John Cale à la Philharmonie

Pour inaugurer l’expo Velvet Underground, la Philharmonie invitait le co-fondateur du groupe pour un concert inédit avec, pour l’accompagner, des artistes plus ou moins influencés par la mythique formation du New-York arty des années 60 : Carl Barât et Pete Doherty de The Libertines, Saul Williams, Mark Lanegan, Etienne Daho, Lou Doillon et Animal Collective. Au programme, The Velvet Underground and Nico, le premier album devenu culte, l’album à la pochette ‘banane’ dessinée par Warhol il y a 50 ans. D’ailleurs, quand John Cale entre en scène, c’est en tenant bien haut une vraie banane, sous l’ovation de 3 000 spectateurs.

John Cale

Une formation rock classique et trois violonistes entourent un élégant John Cale en étrange veste à damiers, debout derrière un synthé multifonctions et un Macbook. Respecter l’ordre de l’album n’est pas primordial, puisque le concert commence sur ‘I’m Waiting For The Man‘. Respecter le son n’est pas vital non plus, mais il est tant figé dans une époque qu’il serait effectivement bon de s’en dépêtrer, surtout sans les principaux acteurs : Lou Reed, Nico, Sterling Morrison et Moe Tucker.

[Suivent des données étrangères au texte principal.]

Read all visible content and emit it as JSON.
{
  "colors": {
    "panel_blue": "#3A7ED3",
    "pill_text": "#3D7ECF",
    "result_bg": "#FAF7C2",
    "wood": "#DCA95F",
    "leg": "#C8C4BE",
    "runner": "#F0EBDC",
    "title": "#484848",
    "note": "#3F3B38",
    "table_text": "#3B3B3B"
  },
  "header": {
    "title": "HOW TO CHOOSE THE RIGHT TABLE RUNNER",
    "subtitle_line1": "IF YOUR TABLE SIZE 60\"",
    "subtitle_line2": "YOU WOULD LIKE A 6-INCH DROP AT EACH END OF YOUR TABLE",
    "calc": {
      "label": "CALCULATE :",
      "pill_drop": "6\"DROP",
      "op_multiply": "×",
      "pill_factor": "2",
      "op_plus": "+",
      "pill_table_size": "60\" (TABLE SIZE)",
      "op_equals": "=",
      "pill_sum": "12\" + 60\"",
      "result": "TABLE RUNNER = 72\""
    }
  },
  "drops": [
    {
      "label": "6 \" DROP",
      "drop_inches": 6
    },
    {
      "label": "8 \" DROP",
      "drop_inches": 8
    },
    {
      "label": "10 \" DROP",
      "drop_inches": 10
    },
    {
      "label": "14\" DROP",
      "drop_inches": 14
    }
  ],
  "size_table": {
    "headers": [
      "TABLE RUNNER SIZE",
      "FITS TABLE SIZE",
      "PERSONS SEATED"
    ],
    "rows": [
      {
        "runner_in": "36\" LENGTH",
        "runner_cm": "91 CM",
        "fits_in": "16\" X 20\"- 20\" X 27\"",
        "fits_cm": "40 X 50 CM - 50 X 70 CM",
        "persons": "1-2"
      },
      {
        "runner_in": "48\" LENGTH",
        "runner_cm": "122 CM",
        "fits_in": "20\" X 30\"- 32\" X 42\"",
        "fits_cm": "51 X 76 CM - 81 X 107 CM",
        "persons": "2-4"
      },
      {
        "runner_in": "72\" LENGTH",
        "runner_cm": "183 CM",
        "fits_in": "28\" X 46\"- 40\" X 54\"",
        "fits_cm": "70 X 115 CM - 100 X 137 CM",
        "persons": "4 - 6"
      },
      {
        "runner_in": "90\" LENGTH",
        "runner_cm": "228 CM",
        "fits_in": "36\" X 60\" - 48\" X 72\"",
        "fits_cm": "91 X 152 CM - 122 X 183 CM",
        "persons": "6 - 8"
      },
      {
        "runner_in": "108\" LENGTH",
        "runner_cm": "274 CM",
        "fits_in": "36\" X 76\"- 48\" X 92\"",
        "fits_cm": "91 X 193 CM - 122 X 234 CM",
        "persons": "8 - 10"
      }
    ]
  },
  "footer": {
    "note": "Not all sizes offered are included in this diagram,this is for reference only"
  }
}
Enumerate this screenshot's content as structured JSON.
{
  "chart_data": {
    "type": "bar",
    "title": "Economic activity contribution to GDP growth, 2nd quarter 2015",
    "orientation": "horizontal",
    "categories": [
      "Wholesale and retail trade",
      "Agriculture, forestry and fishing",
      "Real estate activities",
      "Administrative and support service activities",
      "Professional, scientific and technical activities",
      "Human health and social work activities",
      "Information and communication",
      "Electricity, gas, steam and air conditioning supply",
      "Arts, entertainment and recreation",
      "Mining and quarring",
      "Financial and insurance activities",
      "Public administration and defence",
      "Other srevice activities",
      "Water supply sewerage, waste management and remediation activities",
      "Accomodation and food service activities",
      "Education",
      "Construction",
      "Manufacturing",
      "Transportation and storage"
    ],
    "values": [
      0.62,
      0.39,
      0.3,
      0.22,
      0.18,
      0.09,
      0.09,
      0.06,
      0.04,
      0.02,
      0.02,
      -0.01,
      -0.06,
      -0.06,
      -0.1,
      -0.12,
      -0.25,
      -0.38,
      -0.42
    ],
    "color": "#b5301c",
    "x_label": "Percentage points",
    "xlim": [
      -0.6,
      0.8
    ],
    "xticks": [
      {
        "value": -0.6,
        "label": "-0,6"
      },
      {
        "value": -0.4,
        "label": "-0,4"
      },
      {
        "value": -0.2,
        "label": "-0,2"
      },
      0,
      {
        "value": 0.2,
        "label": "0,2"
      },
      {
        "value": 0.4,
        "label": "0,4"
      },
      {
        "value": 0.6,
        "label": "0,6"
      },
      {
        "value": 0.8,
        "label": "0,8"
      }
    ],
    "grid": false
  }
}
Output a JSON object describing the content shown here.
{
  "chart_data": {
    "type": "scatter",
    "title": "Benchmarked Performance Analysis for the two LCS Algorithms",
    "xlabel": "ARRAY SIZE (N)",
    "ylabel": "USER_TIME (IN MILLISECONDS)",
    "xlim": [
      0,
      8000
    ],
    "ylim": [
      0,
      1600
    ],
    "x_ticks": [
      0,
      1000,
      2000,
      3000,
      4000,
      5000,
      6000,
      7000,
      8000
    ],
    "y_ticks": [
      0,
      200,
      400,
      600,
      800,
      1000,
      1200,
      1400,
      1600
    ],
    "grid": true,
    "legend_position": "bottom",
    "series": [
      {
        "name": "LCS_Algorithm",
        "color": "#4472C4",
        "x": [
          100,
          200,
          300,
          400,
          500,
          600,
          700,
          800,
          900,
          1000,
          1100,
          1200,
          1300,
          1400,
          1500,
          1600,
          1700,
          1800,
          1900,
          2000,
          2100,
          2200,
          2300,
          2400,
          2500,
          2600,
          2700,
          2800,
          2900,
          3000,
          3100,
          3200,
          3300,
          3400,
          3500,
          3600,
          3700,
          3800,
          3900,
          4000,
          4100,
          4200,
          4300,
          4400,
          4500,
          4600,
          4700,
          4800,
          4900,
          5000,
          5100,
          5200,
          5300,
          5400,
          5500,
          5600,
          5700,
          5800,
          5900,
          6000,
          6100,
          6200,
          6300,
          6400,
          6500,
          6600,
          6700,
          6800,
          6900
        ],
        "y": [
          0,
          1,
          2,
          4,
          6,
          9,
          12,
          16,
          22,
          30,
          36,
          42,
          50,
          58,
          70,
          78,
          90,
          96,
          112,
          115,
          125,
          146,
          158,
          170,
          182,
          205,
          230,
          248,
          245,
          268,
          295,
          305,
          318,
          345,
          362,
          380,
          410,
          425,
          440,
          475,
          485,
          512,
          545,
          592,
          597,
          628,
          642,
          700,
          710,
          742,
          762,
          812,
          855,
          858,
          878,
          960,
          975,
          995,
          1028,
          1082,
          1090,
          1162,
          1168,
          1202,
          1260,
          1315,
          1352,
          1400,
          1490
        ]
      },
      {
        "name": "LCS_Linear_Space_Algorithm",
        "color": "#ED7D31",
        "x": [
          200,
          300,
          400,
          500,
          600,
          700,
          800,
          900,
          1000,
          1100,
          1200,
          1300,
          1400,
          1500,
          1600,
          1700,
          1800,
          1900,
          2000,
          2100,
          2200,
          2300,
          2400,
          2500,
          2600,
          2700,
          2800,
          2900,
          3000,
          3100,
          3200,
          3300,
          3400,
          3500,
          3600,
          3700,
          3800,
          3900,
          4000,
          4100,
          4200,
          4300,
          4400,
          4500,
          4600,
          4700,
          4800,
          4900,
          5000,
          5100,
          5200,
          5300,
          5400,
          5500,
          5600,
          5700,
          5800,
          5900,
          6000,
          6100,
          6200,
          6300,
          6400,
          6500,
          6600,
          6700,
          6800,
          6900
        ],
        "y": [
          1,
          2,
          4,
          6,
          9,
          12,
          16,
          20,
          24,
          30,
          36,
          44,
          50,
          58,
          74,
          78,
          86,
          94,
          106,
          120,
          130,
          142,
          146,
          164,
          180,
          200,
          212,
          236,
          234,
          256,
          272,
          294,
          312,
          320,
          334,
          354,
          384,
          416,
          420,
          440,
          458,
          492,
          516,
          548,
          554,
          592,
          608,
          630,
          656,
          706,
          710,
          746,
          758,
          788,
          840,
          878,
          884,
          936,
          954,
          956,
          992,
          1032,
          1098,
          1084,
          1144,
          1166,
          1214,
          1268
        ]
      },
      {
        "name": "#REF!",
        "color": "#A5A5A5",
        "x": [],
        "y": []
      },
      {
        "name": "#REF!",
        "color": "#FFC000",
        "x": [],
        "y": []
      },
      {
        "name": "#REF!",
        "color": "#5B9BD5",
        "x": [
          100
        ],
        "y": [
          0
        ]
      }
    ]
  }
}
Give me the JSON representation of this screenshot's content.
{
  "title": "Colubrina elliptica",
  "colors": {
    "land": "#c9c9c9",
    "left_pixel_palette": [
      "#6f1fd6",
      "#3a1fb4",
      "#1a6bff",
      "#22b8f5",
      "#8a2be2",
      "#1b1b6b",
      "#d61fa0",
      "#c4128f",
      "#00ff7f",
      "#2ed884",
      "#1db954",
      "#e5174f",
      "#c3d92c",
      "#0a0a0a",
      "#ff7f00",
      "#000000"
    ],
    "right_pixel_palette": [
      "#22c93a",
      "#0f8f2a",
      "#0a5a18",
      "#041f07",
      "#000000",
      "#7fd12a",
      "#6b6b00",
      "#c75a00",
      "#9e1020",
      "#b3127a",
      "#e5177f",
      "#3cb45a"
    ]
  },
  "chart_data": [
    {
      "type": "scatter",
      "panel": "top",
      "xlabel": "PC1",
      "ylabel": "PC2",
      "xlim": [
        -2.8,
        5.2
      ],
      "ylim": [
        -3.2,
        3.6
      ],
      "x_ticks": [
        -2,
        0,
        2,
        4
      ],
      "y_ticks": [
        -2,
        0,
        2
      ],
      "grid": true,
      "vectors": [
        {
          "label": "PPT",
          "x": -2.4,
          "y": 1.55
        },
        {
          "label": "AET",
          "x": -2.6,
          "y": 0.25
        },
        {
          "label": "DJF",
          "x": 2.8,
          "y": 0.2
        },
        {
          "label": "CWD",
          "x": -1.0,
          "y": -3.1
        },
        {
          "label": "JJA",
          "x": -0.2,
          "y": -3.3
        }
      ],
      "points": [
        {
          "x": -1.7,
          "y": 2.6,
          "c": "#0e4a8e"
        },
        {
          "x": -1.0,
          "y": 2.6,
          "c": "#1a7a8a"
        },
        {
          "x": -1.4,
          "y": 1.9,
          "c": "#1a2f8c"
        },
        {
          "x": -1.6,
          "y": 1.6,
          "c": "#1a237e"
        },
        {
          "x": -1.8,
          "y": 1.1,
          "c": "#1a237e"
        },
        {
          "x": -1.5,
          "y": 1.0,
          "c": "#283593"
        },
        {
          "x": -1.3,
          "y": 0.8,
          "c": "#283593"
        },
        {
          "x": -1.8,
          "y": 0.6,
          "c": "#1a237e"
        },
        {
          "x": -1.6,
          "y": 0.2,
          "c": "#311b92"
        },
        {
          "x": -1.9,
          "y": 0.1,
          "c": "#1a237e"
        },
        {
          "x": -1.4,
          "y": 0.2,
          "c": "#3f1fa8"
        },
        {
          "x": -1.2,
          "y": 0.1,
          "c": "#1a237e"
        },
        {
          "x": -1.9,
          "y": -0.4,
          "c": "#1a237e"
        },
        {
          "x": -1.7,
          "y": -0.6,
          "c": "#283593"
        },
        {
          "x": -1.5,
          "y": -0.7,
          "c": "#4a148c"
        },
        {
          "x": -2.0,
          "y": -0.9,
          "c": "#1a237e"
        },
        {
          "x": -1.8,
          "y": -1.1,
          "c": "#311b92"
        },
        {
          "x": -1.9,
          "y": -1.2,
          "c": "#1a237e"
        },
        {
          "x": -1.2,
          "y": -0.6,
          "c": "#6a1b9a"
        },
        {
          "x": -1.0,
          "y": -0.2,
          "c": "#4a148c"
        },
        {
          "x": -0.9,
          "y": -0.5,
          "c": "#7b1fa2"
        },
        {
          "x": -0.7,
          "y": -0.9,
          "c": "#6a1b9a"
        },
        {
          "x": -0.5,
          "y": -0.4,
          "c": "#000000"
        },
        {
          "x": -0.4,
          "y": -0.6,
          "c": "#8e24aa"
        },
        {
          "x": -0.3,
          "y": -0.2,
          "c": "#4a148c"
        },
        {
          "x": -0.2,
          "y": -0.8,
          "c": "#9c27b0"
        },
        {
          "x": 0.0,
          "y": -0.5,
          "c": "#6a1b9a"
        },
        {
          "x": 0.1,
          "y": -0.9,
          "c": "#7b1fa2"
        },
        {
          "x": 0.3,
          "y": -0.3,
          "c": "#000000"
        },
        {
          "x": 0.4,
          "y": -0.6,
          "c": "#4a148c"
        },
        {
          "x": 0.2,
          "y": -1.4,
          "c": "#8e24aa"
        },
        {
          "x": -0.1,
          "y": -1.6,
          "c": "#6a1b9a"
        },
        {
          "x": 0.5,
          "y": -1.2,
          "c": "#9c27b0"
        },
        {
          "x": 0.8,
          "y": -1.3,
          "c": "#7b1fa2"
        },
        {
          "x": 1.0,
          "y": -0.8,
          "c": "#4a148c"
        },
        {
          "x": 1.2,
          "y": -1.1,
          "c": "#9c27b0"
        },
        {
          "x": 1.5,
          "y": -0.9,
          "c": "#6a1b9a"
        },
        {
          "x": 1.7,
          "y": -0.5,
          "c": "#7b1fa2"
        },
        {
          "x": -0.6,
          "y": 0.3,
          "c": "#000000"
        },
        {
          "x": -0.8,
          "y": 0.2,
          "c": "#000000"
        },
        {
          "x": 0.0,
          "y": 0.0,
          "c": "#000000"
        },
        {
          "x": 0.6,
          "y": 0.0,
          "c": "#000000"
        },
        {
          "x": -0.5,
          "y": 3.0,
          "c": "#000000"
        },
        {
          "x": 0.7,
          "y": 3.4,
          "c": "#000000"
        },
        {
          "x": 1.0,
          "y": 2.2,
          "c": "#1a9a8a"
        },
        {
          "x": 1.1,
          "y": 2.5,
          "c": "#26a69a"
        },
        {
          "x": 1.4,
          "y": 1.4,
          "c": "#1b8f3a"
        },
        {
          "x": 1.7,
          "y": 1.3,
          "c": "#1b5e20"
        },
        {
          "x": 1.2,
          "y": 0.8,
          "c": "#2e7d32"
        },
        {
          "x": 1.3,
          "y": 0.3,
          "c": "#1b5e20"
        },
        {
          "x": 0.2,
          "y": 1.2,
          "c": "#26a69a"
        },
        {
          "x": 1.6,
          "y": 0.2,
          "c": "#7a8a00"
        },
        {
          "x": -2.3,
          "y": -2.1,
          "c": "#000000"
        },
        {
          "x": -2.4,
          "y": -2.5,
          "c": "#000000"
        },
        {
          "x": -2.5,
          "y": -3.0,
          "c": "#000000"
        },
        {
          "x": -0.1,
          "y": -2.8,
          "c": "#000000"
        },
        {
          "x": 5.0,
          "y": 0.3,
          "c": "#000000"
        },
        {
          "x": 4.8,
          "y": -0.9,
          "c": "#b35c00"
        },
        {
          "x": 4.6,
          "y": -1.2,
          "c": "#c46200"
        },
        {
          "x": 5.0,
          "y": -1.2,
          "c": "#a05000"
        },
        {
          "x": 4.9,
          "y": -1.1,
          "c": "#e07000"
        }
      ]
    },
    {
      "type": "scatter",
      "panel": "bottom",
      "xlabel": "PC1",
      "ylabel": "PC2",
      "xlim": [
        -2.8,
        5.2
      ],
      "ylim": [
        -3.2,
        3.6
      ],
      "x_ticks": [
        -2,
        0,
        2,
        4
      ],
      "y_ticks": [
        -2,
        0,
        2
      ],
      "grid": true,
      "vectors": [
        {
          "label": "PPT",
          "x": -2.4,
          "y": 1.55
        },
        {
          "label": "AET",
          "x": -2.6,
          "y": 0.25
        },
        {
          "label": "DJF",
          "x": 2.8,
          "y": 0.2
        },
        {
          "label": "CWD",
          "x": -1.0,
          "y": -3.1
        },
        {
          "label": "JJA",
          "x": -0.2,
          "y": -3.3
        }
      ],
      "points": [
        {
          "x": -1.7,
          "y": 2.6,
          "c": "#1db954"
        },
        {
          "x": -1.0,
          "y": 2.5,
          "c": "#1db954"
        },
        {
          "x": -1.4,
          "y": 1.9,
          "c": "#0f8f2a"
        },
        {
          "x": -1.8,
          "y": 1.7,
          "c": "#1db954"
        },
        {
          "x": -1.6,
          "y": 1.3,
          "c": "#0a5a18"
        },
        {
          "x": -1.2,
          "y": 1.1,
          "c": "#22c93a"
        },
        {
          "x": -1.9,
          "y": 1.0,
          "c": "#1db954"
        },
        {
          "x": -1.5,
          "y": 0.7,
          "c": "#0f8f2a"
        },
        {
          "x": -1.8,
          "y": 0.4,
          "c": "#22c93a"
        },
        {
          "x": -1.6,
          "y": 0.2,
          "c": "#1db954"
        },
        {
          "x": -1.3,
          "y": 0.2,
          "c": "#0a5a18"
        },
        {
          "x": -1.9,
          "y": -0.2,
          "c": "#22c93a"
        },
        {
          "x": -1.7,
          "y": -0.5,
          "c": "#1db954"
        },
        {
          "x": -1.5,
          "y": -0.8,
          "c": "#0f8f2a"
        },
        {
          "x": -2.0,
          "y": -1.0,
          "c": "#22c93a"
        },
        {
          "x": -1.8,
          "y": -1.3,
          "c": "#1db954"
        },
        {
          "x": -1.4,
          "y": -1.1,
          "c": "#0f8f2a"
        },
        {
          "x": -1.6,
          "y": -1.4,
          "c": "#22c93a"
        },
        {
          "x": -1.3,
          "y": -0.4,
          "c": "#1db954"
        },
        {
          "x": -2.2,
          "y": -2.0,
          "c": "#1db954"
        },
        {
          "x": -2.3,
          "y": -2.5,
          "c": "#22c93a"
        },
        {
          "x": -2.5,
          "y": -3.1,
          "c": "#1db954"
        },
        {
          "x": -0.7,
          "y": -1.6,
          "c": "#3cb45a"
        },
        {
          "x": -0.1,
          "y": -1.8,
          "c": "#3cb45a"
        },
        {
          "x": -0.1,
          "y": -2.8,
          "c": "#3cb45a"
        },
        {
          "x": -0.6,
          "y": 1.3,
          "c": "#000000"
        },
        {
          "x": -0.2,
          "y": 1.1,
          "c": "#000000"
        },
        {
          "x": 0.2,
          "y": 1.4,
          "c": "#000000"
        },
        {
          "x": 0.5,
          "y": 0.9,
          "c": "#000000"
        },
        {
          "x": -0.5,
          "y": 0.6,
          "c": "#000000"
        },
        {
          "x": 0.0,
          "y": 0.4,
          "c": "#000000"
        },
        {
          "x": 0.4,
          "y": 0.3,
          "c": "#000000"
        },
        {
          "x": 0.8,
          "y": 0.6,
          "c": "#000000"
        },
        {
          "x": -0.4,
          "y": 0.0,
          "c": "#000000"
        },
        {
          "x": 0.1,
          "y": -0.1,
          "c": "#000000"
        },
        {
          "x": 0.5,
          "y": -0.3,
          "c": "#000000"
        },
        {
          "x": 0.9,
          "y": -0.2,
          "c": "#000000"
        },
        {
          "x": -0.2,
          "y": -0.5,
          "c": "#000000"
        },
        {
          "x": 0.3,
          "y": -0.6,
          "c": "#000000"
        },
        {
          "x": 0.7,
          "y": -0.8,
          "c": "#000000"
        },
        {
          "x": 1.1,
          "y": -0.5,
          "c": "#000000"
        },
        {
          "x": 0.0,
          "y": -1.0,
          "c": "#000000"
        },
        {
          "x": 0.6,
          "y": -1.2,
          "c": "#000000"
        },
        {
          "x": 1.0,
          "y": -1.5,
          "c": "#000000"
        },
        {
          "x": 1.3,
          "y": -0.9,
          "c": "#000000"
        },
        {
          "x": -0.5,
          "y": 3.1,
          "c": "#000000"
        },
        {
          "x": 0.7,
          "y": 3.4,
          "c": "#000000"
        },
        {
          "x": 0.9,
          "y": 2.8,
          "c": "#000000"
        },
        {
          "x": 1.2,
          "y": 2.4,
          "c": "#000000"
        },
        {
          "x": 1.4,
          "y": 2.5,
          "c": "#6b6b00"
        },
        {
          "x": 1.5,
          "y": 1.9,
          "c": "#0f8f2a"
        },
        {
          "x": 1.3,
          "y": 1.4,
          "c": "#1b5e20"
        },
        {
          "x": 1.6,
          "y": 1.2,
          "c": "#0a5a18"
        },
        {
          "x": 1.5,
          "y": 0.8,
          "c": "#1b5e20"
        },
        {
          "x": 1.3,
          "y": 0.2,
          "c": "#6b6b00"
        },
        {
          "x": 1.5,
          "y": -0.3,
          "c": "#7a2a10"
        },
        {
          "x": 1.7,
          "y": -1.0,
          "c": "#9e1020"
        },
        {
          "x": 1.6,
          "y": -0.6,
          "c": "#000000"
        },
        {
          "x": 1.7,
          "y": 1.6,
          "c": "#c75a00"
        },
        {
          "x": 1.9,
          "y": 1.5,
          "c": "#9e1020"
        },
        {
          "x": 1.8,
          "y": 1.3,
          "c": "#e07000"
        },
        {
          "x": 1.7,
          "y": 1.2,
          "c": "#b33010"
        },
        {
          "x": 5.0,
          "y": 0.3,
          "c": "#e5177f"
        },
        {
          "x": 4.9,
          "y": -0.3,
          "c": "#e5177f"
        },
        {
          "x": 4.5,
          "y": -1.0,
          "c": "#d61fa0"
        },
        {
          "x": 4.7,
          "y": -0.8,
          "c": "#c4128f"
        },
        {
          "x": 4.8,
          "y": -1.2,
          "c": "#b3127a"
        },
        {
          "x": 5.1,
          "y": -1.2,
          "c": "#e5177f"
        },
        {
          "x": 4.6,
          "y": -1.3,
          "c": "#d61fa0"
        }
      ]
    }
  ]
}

Le but n’est clairement pas de se replonger dans les ambiances de l’époque : pas de percus folles, ni de violons déglingués, et encore moins de guitares nasillardes et chaleureuses… Des sonorités numériques entre trip-hop et indus résonnent, lancinantes, avec parfois une basse jouée à l’archet.

Carl Barât et Pete Doherty déboulent et entrechoquent leurs guitares en signe de top départ pour ‘European Son’. Les longues parties instrumentales font la part belle aux riffs échevelés et aux coups sur les amplis pour décupler le côté noisy. Cette chanson va bien aux Libertines, ou plutôt, ils vont bien à cette chanson.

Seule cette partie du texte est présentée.